Zainab is the marketing strategist at The Brand Education. She works with university leadership and marketing teams to help them solve global branding challenges. We caught up with her to hear her insight on breaking down success barriers in higher education:
We’ve been speaking a lot about how institutions need to think a little more like commercial businesses in order to compete on a global scale. For most institutions, there remain a few challenges to this change in mindset. But there’s one element of the higher education mix around which universities are already functioning exactly like commercial enterprises; the challenges they face.
Budget cuts, staffing challenges, lack of transparency and change resistance are problems common to almost all large organisations. And at the heart of these difficulties lies a fundamental problem – the challenge of aligning resources with the outcomes required by leadership. The solution? Communication.
The ways your teams relate to each other (internal comms) and the way you relate to the rest of the world (external comms) are the mechanics by which your institution leverages its resources to achieve its goals.

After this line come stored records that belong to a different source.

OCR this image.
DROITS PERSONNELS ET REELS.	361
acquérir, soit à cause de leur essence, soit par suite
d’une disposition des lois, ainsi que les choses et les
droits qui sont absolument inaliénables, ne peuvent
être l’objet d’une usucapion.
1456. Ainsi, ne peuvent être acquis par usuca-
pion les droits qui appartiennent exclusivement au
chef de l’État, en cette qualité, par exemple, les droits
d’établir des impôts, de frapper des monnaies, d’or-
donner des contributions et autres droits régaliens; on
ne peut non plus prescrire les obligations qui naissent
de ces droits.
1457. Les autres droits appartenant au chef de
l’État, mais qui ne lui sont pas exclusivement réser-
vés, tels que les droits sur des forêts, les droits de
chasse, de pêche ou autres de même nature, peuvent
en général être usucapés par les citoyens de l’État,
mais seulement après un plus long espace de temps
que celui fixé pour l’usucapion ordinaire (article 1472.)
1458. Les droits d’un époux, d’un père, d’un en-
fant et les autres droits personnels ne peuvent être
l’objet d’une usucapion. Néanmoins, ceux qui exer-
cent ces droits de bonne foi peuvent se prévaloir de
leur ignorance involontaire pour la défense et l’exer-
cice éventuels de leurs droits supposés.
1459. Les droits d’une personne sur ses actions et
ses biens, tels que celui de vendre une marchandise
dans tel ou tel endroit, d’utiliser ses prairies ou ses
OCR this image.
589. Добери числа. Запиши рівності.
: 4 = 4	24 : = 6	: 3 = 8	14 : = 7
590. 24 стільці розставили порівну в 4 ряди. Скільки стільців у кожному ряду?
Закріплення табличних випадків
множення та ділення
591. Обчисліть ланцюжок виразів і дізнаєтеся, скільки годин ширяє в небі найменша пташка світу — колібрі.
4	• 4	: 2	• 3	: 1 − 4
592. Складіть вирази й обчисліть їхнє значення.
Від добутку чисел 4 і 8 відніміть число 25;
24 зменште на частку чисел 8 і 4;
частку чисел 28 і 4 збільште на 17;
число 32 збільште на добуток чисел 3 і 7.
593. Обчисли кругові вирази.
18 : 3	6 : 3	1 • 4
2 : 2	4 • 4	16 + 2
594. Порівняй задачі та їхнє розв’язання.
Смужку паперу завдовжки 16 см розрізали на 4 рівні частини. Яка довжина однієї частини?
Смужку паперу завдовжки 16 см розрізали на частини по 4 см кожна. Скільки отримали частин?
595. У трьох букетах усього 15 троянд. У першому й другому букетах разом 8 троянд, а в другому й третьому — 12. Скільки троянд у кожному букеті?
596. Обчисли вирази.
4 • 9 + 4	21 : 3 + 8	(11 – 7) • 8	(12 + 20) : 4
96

We apply two key concepts to help overcome communications challenges wherever you find them in an organisation. Let’s take a look at them.
The Humpty-Dumpty theory
We work with and advise all operational levels within higher education institutions. When speaking with leadership teams on the larger goals of their institution, it’s extremely rare to find a lack of direction or agreement on what needs to be done. That means that the gold is already inside your institution. Our goal is to crack open the egg – to bring out the key vision so the whole team can share in it.
That, really, is the key to authenticity – a concept we talk a lot about here. All levels of your team need to understand exactly who you are as an institution, what you’re trying to achieve and who you’ll need to work with in order to achieve those goals. Not only do you have to have those concepts nailed down, but you need to have communicative mechanisms in place that allow stakeholders to understand and, most importantly, act on them.
This kind of internal brand alignment is something that universities struggle with today – especially those institutions that use historical prestige as a brand lifeline.

“The gold is always within us, as people or as institutions. When we look inside – greatness truly begins”.Zainab Fayaz
Insight as a foundation
Building, or realigning, your communication mechanisms is the first step in leveraging your resources to break down success barriers. But market success depends on more than just your ability to act effectively. You need to make sure you’re doing the correct things. Learning what those things are comes down to how well you accumulate and manage consumer insight.
Traditionally, the path to consumer understanding begins with demographics. In our hyper-mobile, global digital world, traditional classifications like age, location, gender and occupation are often less relevant as drivers of behaviour than abstract ideas like our knowledge, beliefs and community norms. In case you haven’t been following along, the research bears this out, too. This is why we advocate an individual-first, demographics second approach to external comms that puts the global learner at the centre of the brand.
As the data institutions accumulate becomes bigger and more complex, success will come as a result of how well we manage and deploy insight into our target audience – the people we want to work with most.
Brand alignment and consumer insight – these are the keys to breaking down success barriers in 2021. And the universities that do them well will undoubtedly be the ones that succeed. Fortunately, you don’t need massive budgets to get them right; just careful planning and a big, healthy dose of introspection.